According to Peter Portelli, the current minister’s permanent secretary, “the development of a national cultural policy has long been in the making but has never materialised”. He was speaking last week at the launch of the Valletta Creative Forum.
Yet the policy is there, and thanks to it several institutions have already been set up, among them the Arts Council, Heritage Malta, the Superintendence of Cultural Heritage, the National Book Council and the National Council of the Maltese Language.
The author and coordinator of the 2001 policy document, Mario Azzopardi, said the decision to ignore the policy beggars belief.
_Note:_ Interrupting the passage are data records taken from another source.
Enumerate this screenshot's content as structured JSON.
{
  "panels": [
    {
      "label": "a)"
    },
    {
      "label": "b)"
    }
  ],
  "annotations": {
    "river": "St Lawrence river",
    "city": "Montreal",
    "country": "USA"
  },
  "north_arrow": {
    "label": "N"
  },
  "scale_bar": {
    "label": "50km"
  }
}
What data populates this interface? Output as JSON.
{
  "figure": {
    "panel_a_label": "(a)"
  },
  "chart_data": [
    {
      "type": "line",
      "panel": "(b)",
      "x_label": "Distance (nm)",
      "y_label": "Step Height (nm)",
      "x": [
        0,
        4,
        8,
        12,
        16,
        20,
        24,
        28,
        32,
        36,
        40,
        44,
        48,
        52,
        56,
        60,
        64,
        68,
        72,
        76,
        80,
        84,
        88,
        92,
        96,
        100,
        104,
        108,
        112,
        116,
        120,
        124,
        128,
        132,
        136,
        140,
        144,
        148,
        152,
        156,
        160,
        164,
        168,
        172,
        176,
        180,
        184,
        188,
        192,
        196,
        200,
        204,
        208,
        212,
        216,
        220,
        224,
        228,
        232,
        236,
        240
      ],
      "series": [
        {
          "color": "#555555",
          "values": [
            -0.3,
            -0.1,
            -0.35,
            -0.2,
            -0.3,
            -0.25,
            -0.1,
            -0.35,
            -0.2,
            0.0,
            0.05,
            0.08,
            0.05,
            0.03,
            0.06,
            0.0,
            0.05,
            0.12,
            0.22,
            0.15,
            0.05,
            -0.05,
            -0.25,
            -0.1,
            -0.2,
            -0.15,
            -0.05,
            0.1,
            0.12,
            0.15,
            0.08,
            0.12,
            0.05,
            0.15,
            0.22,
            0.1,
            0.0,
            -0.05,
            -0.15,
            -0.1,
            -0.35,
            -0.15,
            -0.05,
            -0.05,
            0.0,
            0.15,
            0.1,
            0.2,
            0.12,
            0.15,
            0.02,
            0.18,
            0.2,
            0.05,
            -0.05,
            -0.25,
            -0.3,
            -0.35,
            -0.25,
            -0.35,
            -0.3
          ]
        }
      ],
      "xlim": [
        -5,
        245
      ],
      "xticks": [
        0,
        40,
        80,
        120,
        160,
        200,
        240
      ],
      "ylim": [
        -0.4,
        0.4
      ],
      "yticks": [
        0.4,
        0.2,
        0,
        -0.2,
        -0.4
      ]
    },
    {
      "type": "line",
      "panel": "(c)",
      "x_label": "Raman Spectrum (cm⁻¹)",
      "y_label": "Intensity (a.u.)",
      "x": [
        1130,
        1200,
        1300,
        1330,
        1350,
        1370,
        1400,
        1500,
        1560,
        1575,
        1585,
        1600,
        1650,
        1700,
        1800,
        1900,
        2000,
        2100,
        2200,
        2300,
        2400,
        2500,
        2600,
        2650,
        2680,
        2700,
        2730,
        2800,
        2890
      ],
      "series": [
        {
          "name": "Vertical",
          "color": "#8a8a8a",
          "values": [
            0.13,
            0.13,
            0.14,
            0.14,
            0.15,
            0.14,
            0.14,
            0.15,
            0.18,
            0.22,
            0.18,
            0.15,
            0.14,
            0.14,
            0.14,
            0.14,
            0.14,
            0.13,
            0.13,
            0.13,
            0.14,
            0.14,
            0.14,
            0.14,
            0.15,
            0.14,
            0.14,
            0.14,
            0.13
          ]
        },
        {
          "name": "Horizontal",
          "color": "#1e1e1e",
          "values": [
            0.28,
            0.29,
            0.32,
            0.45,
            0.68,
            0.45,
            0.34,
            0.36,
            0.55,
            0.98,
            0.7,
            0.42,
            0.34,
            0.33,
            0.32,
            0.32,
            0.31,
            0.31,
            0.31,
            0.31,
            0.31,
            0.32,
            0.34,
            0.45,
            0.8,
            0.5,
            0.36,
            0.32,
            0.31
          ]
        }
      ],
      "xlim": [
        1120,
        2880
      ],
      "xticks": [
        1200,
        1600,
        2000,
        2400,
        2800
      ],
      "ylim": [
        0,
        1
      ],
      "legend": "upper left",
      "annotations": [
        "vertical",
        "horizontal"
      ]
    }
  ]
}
“Unfortunately, whoever is proposing a ‘think tank’ to contribute to the development of a national cultural policy is ignoring a very important document issued in 2001 and which experts from the Council of Europe had described as illuminating and invigorating,” he said. “It is amazing that the so-called Valletta Creative Forum, in collaboration with the Malta Arts Council and the Ministry for Culture and Tourism have opted to disregard the original cultural policy document. One should ask what happened to the three-year Strategic Cultural Plan drawn by the arts council after its institution in 2003, and why it is now relying on third parties to expose the value of the arts on a social and economic level. Such responsibility, as well as the development of the necessary infrastructure to professionalize the arts should rest squarely with the arts council.”
Portelli however described the 2001 policy as just a discussion paper.
“We’re aware of that document but it was only a draft discussion document,” Portelli said when contacted. “If someone asked me for a national cultural policy I definitely cannot give them that document. We’ll obviously work on it and update it and take up anything that is relevant.”